Her words had cut him to the quick. He did not doubt her claim to hear the whispers of the souls around her. She had spoken to him the truth of his nature that he had never heard aloud. But it was not anger he felt at such a revelation that she had paid him.
It was hope.
She had felt the abyss that dwelled in him, and she had not turned away in revulsion. She had looked up at him with such compassion that he knew he must have her. The war—this city and his new empire—was now secondary among his goals.
You will be mine, Maxine Parker.
Bella impacted the wall hard. She caught most of the blow with her shoulder and grunted from the pain. The ghoul who had thrown here there had been intending to tear her to pieces. She would take the wall over its claws any day.
She pulled two more knives from their holsters on her legs and glared at the slavering, drooling monster. Its teeth were all worn sharp, looking like a fish’s maw more than the human it had one been. Its features were sunken and sallow. Skin hung loose on an empty frame.
Eyes that had once belonged to a person were now black from lid to lid, with only a single red dot in the center of each.
It knew nothing of compassion or humanity. It only knew hunger.
The creature jumped at her again, and she dug her heel against the wall, ready to meet it with her blades.
Bam.
Its head rocked to the side with the impact of the bullet that blew out its skull. It dropped to the ground, shrieked, and burst into flame. Bella stood and watched as the thing reduced to ash. She rubbed the back of her hand across her forehead. She didn’t know if it was sweat or blood on her, but she didn’t much care. She was probably just smearing it around. But it was starting to run into her eyebrows.
“You’re welcome,” Eddie said with a lopsided smile.
“I had it under control.” She smiled back at him. “But yes, thank you.”
“Are you two done?” Alfonzo called from the end of the alley. “Two ghouls, and it took you five minutes. You should be faster than that.”
“Yeah, yeah.” Eddie walked toward their leader, and Bella followed. She couldn’t help but chuckle at Alfonzo’s constant training. Even in the middle of a fight, he was always trying to teach them something. It was as charming as it was annoying sometimes.
Eddie popped open his revolver, plucked the empty shells from their holes, and replaced them with bullets from the pouch he kept on his hip. “What do you wanna do with their victim in there?”

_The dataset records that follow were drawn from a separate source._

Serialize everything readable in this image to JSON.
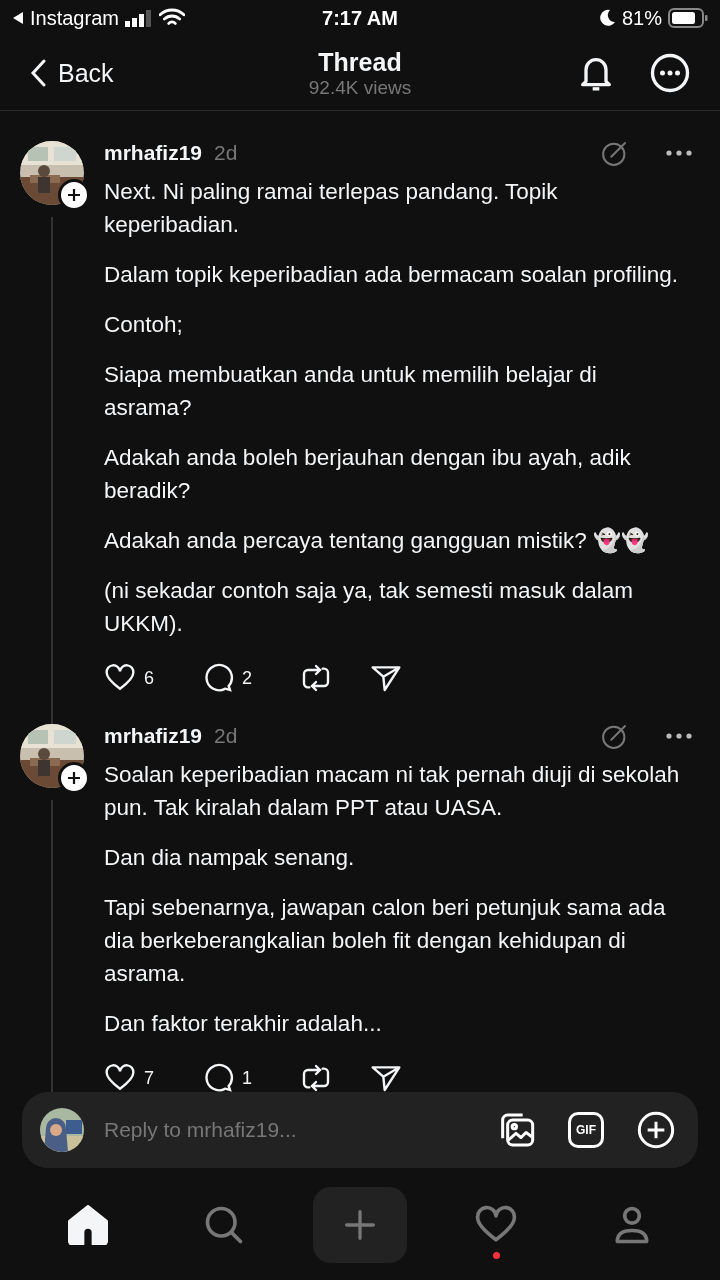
{
  "status_bar": {
    "app": "Instagram",
    "time": "7:17 AM",
    "battery": "81%"
  },
  "header": {
    "back": "Back",
    "title": "Thread",
    "views": "92.4K views"
  },
  "posts": [
    {
      "username": "mrhafiz19",
      "time": "2d",
      "paragraphs": [
        "Next. Ni paling ramai terlepas pandang. Topik keperibadian.",
        "Dalam topik keperibadian ada bermacam soalan profiling.",
        "Contoh;",
        "Siapa membuatkan anda untuk memilih belajar di asrama?",
        "Adakah anda boleh berjauhan dengan ibu ayah, adik beradik?",
        "Adakah anda percaya tentang gangguan mistik? 👻👻",
        "(ni sekadar contoh saja ya, tak semesti masuk dalam UKKM)."
      ],
      "likes": "6",
      "replies": "2"
    },
    {
      "username": "mrhafiz19",
      "time": "2d",
      "paragraphs": [
        "Soalan keperibadian macam ni tak pernah diuji di sekolah pun. Tak kiralah dalam PPT atau UASA.",
        "Dan dia nampak senang.",
        "Tapi sebenarnya, jawapan calon beri petunjuk sama ada dia berkeberangkalian boleh fit dengan kehidupan di asrama.",
        "Dan faktor terakhir adalah..."
      ],
      "likes": "7",
      "replies": "1"
    }
  ],
  "reply_bar": {
    "placeholder": "Reply to mrhafiz19...",
    "gif_label": "GIF"
  },
  "nav": [
    {
      "kind": "home",
      "selected": true,
      "badge": false
    },
    {
      "kind": "search",
      "selected": false,
      "badge": false
    },
    {
      "kind": "create",
      "selected": false,
      "badge": false
    },
    {
      "kind": "activity",
      "selected": false,
      "badge": true
    },
    {
      "kind": "profile",
      "selected": false,
      "badge": false
    }
  ]
}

“Are they still alive?” Alfonzo asked.
“Very much not.” Bella blanched. Ghouls were messy eaters. The person looked like they had been dismantled by a pack of coyotes.
“Then leave them.” Their de-facto leader sniffed dismissively. “We’re not in the business of hiding corpses.”
Eddie looked over his shoulder at the remains of the woman who had been the prey. At least, Bella assumed the person had been a woman. Only the tattered remains of a dress gave it away. The body was nearly unrecognizable. Her younger friend sighed and shook his head. “Eh. It just seems wrong to leave them like that.”
“Someone’ll find them in the morning. We have work to do. C’mon.” Alfonzo gestured a hand, and the three of them headed down the sidewalk.